We might think that having the experience is enough to build our learning. However, learning is not the result of experience. After all, experiences can be repeated endlessly and with little gain. Learning, on the other hand, results from reflection. Here are seven questions to stimulate reflection and transform your experience into learning. 

How did your most challenging student(s) frustrate you this year? What lesson(s) can you learn that will prevent reoccurrence of the experience next year? There is a philosophical view that in life, we will continually experience frustrations or failure until we learn a lesson that shifts our thinking and behavior, and once the shift is made, we are no longer challenged by the situation. If you discern the lesson your students’ behavior can teach you and identify ways to implement potential solutions, your frustration will likely diminish. 

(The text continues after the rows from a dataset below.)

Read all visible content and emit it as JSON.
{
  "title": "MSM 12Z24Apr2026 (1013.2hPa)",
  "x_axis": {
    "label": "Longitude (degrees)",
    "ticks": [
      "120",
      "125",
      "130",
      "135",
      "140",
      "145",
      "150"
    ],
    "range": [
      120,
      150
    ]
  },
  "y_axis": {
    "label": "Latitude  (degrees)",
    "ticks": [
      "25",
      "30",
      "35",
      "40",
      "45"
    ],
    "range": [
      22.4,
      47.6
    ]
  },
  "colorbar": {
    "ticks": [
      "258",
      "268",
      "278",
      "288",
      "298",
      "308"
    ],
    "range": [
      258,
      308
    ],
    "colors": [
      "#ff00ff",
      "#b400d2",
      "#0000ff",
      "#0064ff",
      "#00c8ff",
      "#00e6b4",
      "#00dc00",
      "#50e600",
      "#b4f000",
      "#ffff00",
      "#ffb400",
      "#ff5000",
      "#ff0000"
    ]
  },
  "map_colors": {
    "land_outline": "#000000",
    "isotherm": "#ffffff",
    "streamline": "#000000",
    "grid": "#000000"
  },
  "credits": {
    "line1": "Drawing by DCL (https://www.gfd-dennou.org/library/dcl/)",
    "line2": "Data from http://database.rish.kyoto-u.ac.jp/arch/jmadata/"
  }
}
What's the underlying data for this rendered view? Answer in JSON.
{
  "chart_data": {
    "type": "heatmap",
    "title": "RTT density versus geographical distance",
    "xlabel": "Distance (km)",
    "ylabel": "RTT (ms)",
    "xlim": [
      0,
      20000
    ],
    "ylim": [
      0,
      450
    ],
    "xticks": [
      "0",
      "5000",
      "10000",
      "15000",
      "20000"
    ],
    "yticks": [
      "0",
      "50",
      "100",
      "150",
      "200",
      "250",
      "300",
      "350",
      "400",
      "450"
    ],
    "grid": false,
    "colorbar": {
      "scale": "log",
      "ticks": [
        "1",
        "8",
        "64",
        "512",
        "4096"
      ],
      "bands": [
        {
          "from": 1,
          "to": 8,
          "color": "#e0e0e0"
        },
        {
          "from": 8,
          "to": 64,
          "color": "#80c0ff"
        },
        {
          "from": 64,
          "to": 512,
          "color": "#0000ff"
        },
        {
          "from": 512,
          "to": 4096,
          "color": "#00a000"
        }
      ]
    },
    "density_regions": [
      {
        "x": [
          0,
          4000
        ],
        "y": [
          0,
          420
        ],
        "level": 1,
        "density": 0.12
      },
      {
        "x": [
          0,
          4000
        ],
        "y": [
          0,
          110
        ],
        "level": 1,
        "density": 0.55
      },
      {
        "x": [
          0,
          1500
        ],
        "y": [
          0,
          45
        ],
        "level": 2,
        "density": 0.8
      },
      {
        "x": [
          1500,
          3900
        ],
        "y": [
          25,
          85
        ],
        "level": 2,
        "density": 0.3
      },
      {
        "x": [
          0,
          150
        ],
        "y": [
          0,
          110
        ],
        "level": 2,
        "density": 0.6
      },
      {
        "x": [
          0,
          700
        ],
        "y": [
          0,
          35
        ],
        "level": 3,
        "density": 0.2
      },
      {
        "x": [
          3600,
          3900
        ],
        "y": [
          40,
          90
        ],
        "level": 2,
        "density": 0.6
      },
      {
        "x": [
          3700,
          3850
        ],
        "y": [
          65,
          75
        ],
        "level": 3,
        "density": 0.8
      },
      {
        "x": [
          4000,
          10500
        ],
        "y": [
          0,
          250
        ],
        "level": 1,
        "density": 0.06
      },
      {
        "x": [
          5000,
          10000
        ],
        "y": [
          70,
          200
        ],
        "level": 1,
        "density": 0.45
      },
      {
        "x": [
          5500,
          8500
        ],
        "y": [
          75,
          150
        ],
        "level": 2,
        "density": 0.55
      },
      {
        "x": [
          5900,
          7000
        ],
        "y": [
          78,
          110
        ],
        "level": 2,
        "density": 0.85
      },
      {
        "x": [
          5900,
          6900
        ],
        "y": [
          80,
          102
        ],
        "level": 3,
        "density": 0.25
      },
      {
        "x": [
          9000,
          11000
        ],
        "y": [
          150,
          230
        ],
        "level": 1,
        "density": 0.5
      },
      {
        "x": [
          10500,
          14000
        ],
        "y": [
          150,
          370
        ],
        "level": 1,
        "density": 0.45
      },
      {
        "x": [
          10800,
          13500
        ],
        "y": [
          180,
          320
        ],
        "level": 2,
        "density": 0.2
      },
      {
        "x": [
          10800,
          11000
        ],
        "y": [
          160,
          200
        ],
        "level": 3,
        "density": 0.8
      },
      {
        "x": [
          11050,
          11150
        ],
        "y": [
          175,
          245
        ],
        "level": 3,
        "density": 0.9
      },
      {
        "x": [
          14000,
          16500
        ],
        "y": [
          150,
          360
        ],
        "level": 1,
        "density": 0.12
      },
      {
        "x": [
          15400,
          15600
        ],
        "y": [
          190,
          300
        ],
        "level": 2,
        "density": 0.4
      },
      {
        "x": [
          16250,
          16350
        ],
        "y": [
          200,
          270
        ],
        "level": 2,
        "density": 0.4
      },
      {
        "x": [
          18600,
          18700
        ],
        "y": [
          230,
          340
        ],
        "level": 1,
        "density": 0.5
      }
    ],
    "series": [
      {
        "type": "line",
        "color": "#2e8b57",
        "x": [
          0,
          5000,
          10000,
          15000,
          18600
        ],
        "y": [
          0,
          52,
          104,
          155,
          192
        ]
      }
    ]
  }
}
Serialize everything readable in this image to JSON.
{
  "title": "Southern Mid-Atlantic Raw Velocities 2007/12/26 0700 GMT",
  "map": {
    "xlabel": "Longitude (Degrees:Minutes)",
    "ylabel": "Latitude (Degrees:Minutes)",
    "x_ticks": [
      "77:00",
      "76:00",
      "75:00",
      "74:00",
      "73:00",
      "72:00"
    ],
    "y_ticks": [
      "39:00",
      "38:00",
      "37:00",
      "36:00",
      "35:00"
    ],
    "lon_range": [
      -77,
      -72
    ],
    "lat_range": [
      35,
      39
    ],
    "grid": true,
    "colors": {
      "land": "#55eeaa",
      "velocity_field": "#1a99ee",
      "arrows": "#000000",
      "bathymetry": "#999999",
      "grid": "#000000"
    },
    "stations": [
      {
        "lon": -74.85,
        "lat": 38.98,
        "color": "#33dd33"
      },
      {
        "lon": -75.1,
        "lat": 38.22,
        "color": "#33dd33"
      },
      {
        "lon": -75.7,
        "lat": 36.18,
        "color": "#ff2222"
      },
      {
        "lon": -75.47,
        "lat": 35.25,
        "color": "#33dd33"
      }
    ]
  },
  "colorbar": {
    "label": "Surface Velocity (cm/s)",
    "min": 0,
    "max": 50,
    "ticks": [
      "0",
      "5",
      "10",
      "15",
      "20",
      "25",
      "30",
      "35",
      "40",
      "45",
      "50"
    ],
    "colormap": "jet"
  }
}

What student(s) surprised you, and how did that experience change your expectations? What we expect is often what we choose to see. However, occasionally something happens that challenges what we expect and changes what we experience. Over the course of the year, it is likely that at least one student’s insight, behavior, or observation challenged what you expected. What can that experience suggest about adjustments to what you expect?  

What learning activity or activities did not go well? What was the cause? Might your approach be recast, redesigned, or recontextualized to have it connect with students the next time? In most cases, something might be salvaged, adjusted, or otherwise repurposed to provide value. Even if you conclude that the activity should not receive more attention or be repeated, you have learned something to avoid in the future. 

What curriculum content did not connect with students? Curricular items present a different challenge than a strategy or activity that did not work. We can abandon a strategy, but curricular content is part of what we promise to students and for which we are accountable. It may be time to find new examples, concrete applications, or other ways to help students see the value and purpose of the content for next year. Of course, consulting colleagues who may teach the same curriculum or similar content can help to generate ideas and options to consider. 

What advice did you receive from a colleague that you need to accept and act on? How will it change your approach or practice? Over the course of the year, you probably received much advice, some of which may have held little value for your work. Other insights and suggestions, though, may be worth keeping and even improving upon for future use. Making a note of what you want to recall and how you might apply it can preserve it for use during the next school year.  

What did you discover about yourself this year that is worthy of note and implies an adjustment in how you view yourself? The challenges, surprises, successes, and even setbacks contain important lessons about our own selves. Take a few minutes to reflect on the high points, low points, triumphs, and missteps you experienced. What can you learn and apply to your planning for next year?  

How did you typically spend your time each weekly cycle throughout the year? Did your use of time reflect your priorities and provide enough balance to be productive without being exhausted? Where do you need to decrease your time investment to create opportunities and energy for other endeavors? Do you need to find more and better times to disconnect, clear your mind, and refresh your soul? Where will you start? 

The end of the year can be an incredibly busy time, but failing to pause, reflect, and learn is a mistake. Some of your most important learning can happen now. 

Thought for the Week

Simply pulling a strategy “off the shelf” or defaulting to the most recently read article or staff development session topic may not generate the results we seek.